Bryan Head boasts a population of 83, but this fall that number surged 6 percent with the addition of five sophomores learning remotely.
“We tried to avoid bigger cities, COVID hotspots, and looked for a place near fun things to do. It was off-season so we got a good price for it, and it’s near Zion and Great Basin. All are within an hour or two of us,” said Jaxson Hill. “A few in my group are big into hiking, though I was new to it.”
Serena Wurmser, Ana Humphrey, and Hill are studying astrophysics and are also in Student Astronomers at Harvard-Radcliffe (STAHR). Hill brought a telescope and is teaching himself astrophotography, which is something he never could have done on campus.
“There’s a mountain three miles down the road at 11,000 feet,” he said. “We’ve been stargazing, and the sky is absolutely breathtaking. It’s horizon-to-horizon viewing of the Milky Way. We’ve seen Andromeda galaxy and Swan Nebula.”
The friends, including Chris Dolce and Loren Brown, shop every two weeks because the nearest Walmart is 45 minutes away. “We have to make those trips count,” Hill said.
Not being able to see other good friends is still hard, but Hill said he tries not to dwell on what’s out of his control.
“I’m glad I did this,” he said. “Even if we could have been on campus, there are so many restrictions, and it’s not regular life. I prefer to be out here doing our own things.”
This group of eight seniors saw remote learning as an opportunity to explore a new place that was different from both Harvard’s campus and their respective homes around the country. The group, hailing from Minnesota, Illinois, Florida, Alabama, New Jersey, and Massachusetts, converged in the Pocono Mountains of Pennsylvania. They arrived just before classes started and plan to stay until Thanksgiving.
“This location is a great combination of affordability and practicality. It is driving distance to all of the necessary places like the grocery store; there are relatively low levels of local coronavirus cases; and the house itself has access to internet connection that allows us to effectively participate in our classes,” said Alicia Zhang.
“The area we are in is really different from where a lot of us come from — it is rural and beautiful, and there is a lake just three or four minutes down the road,” said Joyce Lu. “The environment here is much more relaxed. At Harvard, we might be rushing from class to class, or meeting to meeting. Here, we can take more time to ourselves, and more time to be with each other.”

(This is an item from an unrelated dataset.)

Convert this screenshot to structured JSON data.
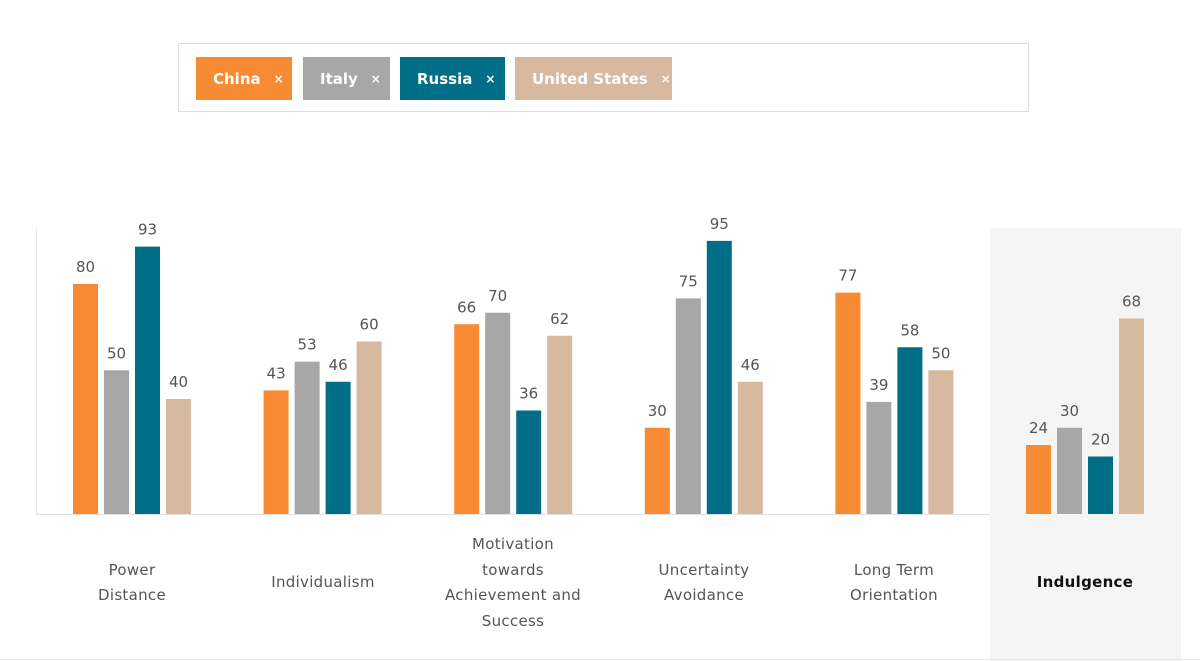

Veronika Melnik said that though the group is taking a variety of different classes, they are able to learn from each other and hold one another accountable for their schoolwork because of their proximity.

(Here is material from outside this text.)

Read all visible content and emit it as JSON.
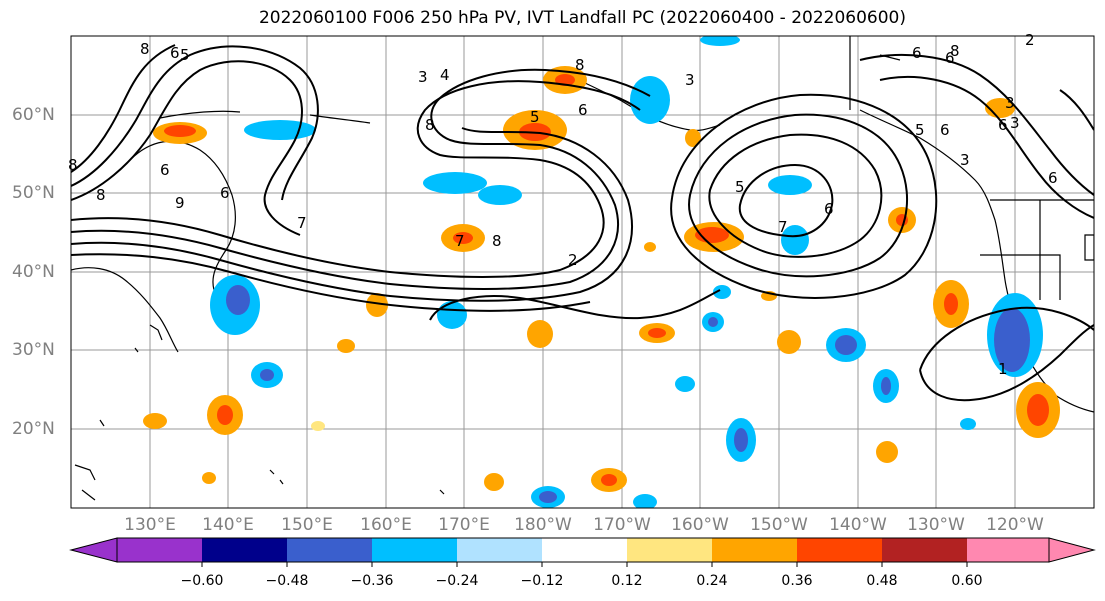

Jake Lazar, Annika McDermott-Hinman, Chris Sun, Graham Macklin, and Davis Tyler-Dudley round out the pod. At Harvard they live in Kirkland and Eliot Houses, but in the Poconos they have enjoyed the changing fall foliage on hikes and runs as well as learning about each other’s food preferences. They plan to organize group costumes for their Halloween celebration and cook a Friendsgiving dinner.
“We are very lucky to be in a position where we can have this unique experience. And though it isn’t the same as being on Harvard’s campus, it is still really rewarding and fun, and will definitely be something that we remember forever,” Zhang said.